Rising from the ashes of the stock market crash are a number of banks and other companies that have caught the eye of investors. Many of the new companies, banks especially, are very new, with little to go on for fundamental analysis except that some of the stars of the old banking industry have split and are finding a new life in this new world of penny stocks. This may be a case of knowing what penny stocks to watch as extensive experience is mixed with new opportunity to make a new world of successful companies. It will be a case of picking new winners.
How to invest in the economy during hard times is turning into how to invest in the best and brightest with new ideas. There is an old saying that public and publicly companies start out with a public purpose only to be slowly but surely bent to the purpose of their managers. The decline of American companies such as Xerox, Kodak, IBM, and even AT&T can be tracked back to a degree to middle and higher level managers making decisions that protected their jobs and did not rock the corporate boat, as it was slowly sinking.
When should you invest in the stock market is no longer the question. The recovery is sufficiently along, despite a slow recovery in unemployment, that it is high to be looking for companies with new ideas, fresh but knowledgeable management and free from the shackles of corporate stagnation. As time goes on value investing may come back in vogue as promising companies produce earnings but fail to be seen by money managers and stock analysts.
Looking for new talent is nothing new to stock investing. Having such a fresh batch of talent come to the fore has not been seen for a while. The situation now as the recession is mending is remindful of post war Europe and Japan, picking up the pieces and approaching business with new eyes. Picking new winners is also mindful of two Hewlett Packard dropouts, Jobs and Wasniak, cobbling desktop computers together in the garage to start Apple Computer. The problem for the old stalwart companies is not only the loss of capital with the market crash but the loss of talent that is now on the outside chipping away the business of their former bosses.

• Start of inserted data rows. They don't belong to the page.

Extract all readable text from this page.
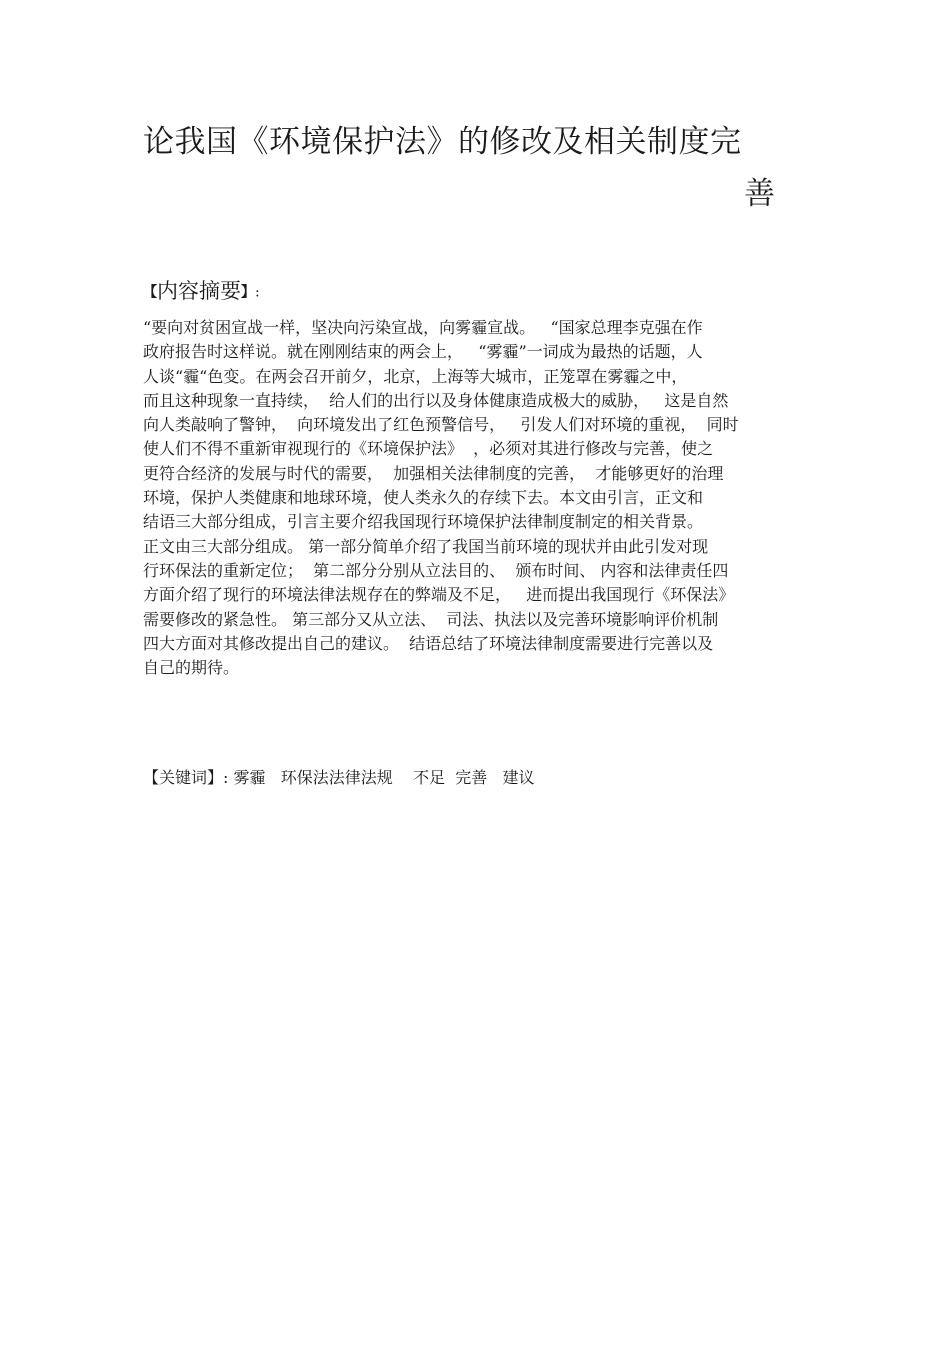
论我国《环境保护法》的修改及相关制度完
善
【内容摘要】:
“要向对贫困宣战一样，坚决向污染宣战，向雾霾宣战。   “国家总理李克强在作
政府报告时这样说。就在刚刚结束的两会上，   “雾霾”一词成为最热的话题，人
人谈“霾“色变。在两会召开前夕，北京，上海等大城市，正笼罩在雾霾之中，
而且这种现象一直持续，  给人们的出行以及身体健康造成极大的威胁，   这是自然
向人类敲响了警钟，  向环境发出了红色预警信号，   引发人们对环境的重视，  同时
使人们不得不重新审视现行的《环境保护法》  ，必须对其进行修改与完善，使之
更符合经济的发展与时代的需要，  加强相关法律制度的完善，  才能够更好的治理
环境，保护人类健康和地球环境，使人类永久的存续下去。本文由引言，正文和
结语三大部分组成，引言主要介绍我国现行环境保护法律制度制定的相关背景。
正文由三大部分组成。 第一部分简单介绍了我国当前环境的现状并由此引发对现
行环保法的重新定位；  第二部分分别从立法目的、  颁布时间、 内容和法律责任四
方面介绍了现行的环境法律法规存在的弊端及不足，   进而提出我国现行《环保法》
需要修改的紧急性。 第三部分又从立法、  司法、执法以及完善环境影响评价机制
四大方面对其修改提出自己的建议。  结语总结了环境法律制度需要进行完善以及
自己的期待。
【关键词】: 雾霾   环保法法律法规    不足  完善   建议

Will blue chips recover completely when a lot of their talent went out the door? With the stock investing world picking new winners capital may flow to the new upstarts and away from the grand old companies. Likewise, talent goes with the winners. New, exciting companies attract smart, young experts in their respective fields. In less restrictive working environments these workers are typically more creative making their companies more successful. Picking new winners rising from the ashes of the stock market crash and the slowly mending recession could be very lucrative to the investors who do their homework. Looking for new products, new technology, or new ideas might be a way to find these companies before they get pricey. Another way picking new winners might be to look for the names of those missing from reports of large companies and finding their names on the quarterly reports of the young upstarts.